A Fite type result for sequential fractional differential equations

TL;DR

This paper establishes a Fite type lower bound for the interval length in solutions of sequential fractional differential equations, aiding the analysis of disconjugacy and fractional interpolation.

Contribution

It introduces a new Fite type result for fractional differential equations, providing bounds that depend only on parameters, extending classical ODE results to fractional cases.

Findings

Derived a positive lower bound for the interval length based on solution zeros.

The bound depends solely on the order of the fractional derivative and the coefficient's supremum.

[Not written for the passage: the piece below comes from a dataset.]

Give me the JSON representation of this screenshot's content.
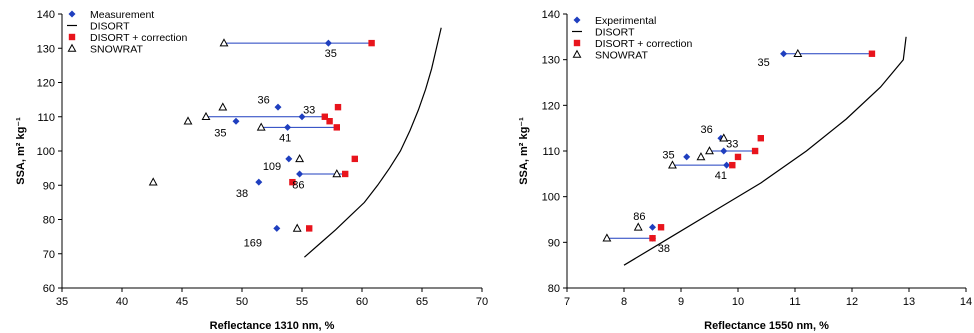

Results may facilitate the study of disconjugacy and interpolation in fractional differential equations.

Abstract

Given the solution $f$ of the sequential fractional differential equation $_{a}D_{t}^{\alpha}(_{a}D_{t}^{\alpha}f)+P(t)f=0$, $t\in[b,c]$, where $-\infty<a<b<c<+\infty$, $\alpha\in({1/2},1)$ and $P:[a,+\infty)\to[0,P_{\infty}]$, $P_{\infty}<+\infty$, is continuous, assume that there exist $t_1,t_2\in[b,c]$ such that $f(t_1)=(_{a}D_{t}^{\alpha}f)(t_2)=0$. Then, we establish here a positive lower bound for $c-a$ which depends solely on $\alpha,P_{\infty}$. Such a result might be useful in discussing disconjugate fractional differential equations and fractional interpolation, similarly to the case of (integer order) ordinary differential equations.